Kate Newby & Nick Austin
Western Park, Auckland, New Zealand
Fake seagulls, a folded newspaper and a telescope in an inner city park were the basic elements of ‘Hold Still’, Kate Newby and Nick Austin’s project for ‘One Day Sculpture’, a series of temporary public commissions taking place throughout New Zealand over the next year. Part of a strongly curated series of one-day events, the day drew together features of Austin’s quizzical assemblages and paintings (which borrow from vernacular forms such as the sandwich and the crossword puzzle) and the gestural energy of Newby’s personalized messages made as actions (for example, Thinking with My Body, 2006 saw the artist work with a length of rope, tied to the gallery window sill and fixed across street). The artists’ collaborative response to the 24-hour brief maintained a lightness and rigor that local audiences have come to expect from their practices.
Developed by the Litmus Research Initiative at the Massey University School of Fine Arts, Wellington, ‘One Day Sculpture’ is the outcome of curator Claire Doherty’s 2006 curatorial residency in New Zealand and aims to ‘stretch the format of a scattered-site exhibition over time and place’. Doherty has previously criticized the biennal model, and this programme - of 20 commissions over 12 months, each existing for a maximum of one day only - purposefully offers an antithetical move, allowing the work produced and its reception to operate on a cumulative scale. The upshot is a scenario where it is difficult, practically, to visit every commission; an intentional situation, given that, here in New Zealand, the local is necessarily often acknowledged as the primary site of engagement.
Newby and Austin’s title, ‘Hold Still’, suggested a way through these concerns. Existing from 9.00am to 9.00pm, in Western Park in central Auckland, the work created a kind of diorama in situ. The mannered yet visually quiet tableau of a ready-made seagull decoy (made from polystyrene and chicken feathers) placed on top of a park bench, and perching on the day’s paper - the quintessential single-day artefact, perhaps? - was framed in the viewfinder of a brand new telescope to create a kind of Étant donnés (1946-66) en plein air. To break the short circuit affect of the viewer’s position, the telescope and the object given to view, some oddly balanced rocks under the table, and a couple of other gulls on another bench across the park expanded the work from the view through the lens.

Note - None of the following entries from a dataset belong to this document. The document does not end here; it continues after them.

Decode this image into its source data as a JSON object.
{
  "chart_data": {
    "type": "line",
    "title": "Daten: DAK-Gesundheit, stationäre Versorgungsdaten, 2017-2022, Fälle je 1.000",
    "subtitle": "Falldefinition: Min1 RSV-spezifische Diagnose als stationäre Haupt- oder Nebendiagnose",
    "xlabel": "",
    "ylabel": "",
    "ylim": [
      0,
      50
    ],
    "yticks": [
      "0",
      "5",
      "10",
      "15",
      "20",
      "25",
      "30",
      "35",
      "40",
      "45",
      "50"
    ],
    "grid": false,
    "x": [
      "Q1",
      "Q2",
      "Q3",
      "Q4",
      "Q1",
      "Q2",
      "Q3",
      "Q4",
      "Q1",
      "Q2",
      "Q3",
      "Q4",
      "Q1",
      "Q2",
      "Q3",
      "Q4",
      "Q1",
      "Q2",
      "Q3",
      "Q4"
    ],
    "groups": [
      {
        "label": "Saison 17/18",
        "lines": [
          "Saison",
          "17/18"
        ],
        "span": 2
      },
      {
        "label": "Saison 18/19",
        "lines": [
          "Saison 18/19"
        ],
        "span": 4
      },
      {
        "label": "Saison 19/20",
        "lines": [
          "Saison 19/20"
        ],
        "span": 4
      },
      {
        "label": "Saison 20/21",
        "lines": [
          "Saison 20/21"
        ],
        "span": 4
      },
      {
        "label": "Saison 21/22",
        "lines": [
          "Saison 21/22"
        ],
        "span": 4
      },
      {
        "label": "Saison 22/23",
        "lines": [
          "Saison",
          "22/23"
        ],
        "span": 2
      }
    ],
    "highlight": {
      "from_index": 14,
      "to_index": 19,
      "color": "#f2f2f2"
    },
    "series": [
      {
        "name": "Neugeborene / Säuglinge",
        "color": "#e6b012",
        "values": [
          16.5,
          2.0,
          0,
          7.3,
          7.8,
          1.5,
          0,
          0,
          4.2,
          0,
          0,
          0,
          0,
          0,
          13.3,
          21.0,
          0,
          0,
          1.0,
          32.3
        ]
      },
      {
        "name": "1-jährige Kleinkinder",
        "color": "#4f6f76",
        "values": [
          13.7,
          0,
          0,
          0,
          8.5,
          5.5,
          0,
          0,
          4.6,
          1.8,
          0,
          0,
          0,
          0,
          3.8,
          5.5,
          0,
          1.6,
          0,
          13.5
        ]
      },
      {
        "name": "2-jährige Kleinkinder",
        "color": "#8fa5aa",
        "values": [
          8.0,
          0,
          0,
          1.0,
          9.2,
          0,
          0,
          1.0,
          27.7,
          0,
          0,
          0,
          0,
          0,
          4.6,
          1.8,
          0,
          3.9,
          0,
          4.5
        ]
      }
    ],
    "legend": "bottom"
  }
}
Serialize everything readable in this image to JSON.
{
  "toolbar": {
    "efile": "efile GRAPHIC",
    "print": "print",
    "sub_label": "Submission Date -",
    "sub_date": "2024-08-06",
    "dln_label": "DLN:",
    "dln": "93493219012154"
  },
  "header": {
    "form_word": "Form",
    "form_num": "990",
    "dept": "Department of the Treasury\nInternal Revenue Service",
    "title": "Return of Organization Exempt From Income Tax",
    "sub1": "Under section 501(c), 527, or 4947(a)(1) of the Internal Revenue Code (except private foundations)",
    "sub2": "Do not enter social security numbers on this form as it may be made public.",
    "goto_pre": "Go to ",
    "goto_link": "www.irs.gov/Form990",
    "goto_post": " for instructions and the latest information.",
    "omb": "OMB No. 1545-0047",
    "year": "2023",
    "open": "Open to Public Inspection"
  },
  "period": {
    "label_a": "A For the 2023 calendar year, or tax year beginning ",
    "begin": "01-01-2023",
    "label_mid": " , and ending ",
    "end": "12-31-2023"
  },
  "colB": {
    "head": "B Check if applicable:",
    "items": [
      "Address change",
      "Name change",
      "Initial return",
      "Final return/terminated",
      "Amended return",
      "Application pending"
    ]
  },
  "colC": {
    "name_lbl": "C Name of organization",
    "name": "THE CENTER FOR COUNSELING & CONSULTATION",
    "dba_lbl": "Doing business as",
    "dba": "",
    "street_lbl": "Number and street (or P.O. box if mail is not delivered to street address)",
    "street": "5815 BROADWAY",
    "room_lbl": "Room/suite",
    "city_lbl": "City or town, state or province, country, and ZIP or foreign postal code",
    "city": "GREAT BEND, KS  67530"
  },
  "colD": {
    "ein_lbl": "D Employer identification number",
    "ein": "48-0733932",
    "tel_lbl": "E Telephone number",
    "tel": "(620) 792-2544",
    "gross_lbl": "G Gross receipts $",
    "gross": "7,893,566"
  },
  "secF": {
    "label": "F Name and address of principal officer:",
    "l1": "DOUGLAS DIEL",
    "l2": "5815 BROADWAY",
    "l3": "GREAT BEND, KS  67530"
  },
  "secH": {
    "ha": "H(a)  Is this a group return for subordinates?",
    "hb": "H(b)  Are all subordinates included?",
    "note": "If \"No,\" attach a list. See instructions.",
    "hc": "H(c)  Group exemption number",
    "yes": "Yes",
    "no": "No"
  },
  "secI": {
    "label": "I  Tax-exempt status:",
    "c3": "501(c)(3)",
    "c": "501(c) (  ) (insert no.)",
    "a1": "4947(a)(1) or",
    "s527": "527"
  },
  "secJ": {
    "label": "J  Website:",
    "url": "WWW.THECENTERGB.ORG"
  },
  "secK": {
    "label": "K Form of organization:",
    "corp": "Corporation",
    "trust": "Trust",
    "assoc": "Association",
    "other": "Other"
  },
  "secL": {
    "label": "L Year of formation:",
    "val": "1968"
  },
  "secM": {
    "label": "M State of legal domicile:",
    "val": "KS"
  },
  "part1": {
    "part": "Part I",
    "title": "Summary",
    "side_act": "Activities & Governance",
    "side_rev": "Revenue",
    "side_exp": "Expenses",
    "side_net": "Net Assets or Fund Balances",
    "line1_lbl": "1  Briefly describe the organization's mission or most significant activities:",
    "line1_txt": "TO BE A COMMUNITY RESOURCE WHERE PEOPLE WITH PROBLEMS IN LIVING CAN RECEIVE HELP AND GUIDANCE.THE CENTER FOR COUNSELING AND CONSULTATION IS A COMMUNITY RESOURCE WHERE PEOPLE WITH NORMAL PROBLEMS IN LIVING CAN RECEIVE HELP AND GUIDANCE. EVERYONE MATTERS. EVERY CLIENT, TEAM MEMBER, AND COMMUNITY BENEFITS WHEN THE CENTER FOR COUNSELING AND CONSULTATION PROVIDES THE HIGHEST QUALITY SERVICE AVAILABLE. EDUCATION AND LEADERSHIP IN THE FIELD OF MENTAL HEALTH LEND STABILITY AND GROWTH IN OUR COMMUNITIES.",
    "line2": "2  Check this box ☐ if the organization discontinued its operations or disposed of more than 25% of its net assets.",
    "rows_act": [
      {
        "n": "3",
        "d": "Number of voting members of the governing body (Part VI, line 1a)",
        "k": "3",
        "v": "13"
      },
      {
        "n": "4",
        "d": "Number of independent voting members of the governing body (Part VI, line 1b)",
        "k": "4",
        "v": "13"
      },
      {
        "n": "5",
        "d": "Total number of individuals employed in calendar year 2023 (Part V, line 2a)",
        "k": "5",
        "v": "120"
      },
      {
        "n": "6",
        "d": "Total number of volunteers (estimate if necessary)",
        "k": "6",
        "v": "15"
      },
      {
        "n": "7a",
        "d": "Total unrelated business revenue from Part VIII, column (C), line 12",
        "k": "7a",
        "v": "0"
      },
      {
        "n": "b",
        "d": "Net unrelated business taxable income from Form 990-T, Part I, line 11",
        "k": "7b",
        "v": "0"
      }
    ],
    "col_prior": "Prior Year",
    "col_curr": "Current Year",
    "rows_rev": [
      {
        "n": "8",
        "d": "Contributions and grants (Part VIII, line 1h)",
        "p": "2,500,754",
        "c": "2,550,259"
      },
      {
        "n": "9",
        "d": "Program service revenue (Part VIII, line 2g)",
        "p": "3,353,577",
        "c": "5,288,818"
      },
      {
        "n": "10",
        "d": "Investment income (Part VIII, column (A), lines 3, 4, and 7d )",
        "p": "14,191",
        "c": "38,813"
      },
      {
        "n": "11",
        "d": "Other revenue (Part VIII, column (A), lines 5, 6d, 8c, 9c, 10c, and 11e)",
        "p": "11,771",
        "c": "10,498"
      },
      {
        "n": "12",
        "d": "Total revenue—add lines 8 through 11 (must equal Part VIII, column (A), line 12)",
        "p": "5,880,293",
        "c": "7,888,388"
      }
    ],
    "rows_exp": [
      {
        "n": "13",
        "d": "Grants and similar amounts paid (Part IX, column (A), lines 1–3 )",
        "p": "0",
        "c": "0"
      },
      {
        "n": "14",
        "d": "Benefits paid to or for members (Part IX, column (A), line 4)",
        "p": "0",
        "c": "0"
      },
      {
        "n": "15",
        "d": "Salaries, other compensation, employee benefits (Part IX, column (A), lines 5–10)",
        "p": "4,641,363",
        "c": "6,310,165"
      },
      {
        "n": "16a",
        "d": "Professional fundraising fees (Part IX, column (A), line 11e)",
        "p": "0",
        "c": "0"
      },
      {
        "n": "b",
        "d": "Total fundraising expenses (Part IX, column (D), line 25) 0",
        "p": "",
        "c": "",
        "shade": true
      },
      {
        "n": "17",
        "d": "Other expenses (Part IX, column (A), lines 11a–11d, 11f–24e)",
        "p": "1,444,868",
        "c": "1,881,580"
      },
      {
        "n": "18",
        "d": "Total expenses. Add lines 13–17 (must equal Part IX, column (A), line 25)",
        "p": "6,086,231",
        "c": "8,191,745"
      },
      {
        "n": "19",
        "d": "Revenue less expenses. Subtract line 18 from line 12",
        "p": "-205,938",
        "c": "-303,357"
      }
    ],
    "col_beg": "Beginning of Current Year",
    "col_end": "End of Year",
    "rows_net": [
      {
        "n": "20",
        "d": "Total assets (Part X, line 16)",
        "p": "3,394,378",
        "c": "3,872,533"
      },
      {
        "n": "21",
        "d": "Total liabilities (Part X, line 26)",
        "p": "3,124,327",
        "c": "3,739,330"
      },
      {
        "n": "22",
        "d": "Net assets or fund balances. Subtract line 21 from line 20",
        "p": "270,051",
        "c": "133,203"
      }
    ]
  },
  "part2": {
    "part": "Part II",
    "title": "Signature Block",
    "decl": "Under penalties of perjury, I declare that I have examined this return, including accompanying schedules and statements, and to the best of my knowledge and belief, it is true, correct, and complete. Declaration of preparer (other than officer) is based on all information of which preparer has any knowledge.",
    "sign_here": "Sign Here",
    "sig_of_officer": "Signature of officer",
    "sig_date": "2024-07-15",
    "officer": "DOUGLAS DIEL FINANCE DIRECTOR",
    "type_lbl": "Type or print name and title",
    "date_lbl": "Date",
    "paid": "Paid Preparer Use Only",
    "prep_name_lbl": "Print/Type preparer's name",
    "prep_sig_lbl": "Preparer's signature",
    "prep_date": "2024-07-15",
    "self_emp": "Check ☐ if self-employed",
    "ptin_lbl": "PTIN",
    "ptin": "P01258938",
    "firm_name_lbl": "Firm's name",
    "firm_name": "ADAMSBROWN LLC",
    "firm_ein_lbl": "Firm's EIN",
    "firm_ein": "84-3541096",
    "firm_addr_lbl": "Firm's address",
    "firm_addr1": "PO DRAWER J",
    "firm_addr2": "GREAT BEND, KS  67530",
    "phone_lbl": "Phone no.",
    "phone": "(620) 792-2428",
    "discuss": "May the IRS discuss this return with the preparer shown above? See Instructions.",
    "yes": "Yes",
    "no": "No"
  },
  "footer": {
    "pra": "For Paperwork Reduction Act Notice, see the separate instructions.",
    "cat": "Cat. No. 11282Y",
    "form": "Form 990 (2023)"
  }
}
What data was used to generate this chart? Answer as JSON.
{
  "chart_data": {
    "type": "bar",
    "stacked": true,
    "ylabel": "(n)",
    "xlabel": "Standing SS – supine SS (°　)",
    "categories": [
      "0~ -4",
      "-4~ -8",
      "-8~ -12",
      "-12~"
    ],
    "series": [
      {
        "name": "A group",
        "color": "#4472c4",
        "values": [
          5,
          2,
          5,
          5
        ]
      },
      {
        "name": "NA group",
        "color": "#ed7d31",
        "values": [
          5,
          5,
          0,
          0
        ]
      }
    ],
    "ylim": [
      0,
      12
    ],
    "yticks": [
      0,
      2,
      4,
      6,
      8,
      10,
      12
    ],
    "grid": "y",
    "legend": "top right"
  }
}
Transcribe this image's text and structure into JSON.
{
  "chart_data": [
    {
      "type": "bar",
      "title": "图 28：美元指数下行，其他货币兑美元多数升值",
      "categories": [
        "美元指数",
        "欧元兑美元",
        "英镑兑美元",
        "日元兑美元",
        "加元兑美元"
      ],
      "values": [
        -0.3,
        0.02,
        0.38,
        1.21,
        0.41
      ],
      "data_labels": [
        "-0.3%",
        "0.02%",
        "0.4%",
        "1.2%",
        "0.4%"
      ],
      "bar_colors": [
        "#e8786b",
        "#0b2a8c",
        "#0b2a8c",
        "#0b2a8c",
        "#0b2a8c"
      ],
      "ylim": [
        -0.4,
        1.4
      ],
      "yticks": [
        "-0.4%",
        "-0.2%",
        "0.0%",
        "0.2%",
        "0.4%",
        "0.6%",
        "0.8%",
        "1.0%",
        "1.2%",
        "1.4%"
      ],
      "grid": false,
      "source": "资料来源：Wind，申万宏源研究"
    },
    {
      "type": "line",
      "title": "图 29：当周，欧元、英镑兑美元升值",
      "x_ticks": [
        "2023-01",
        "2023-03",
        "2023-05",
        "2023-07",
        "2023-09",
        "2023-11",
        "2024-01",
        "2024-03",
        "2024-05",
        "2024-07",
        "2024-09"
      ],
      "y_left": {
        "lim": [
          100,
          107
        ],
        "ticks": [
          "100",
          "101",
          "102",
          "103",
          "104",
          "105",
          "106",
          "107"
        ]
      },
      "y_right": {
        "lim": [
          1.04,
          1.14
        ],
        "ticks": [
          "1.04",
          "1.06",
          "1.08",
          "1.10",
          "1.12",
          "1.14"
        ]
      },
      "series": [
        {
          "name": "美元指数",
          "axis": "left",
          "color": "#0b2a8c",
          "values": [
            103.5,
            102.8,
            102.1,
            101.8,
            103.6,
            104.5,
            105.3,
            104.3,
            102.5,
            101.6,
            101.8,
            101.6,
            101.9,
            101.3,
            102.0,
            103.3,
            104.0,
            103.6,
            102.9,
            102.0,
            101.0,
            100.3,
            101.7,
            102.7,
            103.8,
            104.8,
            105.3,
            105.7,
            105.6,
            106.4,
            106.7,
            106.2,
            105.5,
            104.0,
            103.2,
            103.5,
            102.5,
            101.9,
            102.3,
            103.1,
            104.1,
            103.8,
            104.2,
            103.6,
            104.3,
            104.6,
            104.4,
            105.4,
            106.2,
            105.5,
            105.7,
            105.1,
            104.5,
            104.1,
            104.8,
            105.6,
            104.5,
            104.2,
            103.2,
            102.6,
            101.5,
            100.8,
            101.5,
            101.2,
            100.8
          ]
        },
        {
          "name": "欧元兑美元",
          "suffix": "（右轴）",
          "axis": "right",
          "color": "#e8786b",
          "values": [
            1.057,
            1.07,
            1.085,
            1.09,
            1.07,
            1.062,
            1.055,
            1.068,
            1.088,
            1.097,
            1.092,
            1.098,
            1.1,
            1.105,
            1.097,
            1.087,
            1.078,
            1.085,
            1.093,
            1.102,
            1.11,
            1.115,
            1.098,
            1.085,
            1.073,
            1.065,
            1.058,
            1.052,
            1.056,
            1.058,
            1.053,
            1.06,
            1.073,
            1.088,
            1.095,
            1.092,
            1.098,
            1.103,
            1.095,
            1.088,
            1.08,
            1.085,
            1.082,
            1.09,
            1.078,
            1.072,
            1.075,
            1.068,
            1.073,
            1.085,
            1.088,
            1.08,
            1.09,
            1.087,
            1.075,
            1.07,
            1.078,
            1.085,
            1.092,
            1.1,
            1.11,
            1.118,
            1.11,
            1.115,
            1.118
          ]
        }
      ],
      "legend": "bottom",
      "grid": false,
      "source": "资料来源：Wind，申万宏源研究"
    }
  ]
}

Through detailing a view of the park, this simple construction gave a kaleidoscope-like effect to the act of looking. The idea of looking at a work through a telescope literalized a frame and a perspective, and joked about the difficulty of being quiet contemplation outside the white cube - perhaps poking fun at those who aren’t looking for art within a public context. As a limited-time-only event, the work was often surrounded by viewers watching other viewers’ viewing. (Of course, in the tradition of English landscape gardening, the park itself is an invented view, a picturesque space for aesthetic contemplation.) Once you got to have a turn, there was an unexpected kick in that the magnifying lens made an already absurdly artificial scene look even more unreal - something like a stereoscopic postcard. The surprise of the sight through the viewfinder amplified the comedy of concentrating on a common seagull. In this way ‘Hold Still’ was the best kind of joke, creating an occasion out of the transformation of the familiar, and asserting with a casual confidence art’s great potential to shift our awareness - even just for a day - of that which already surrounds us.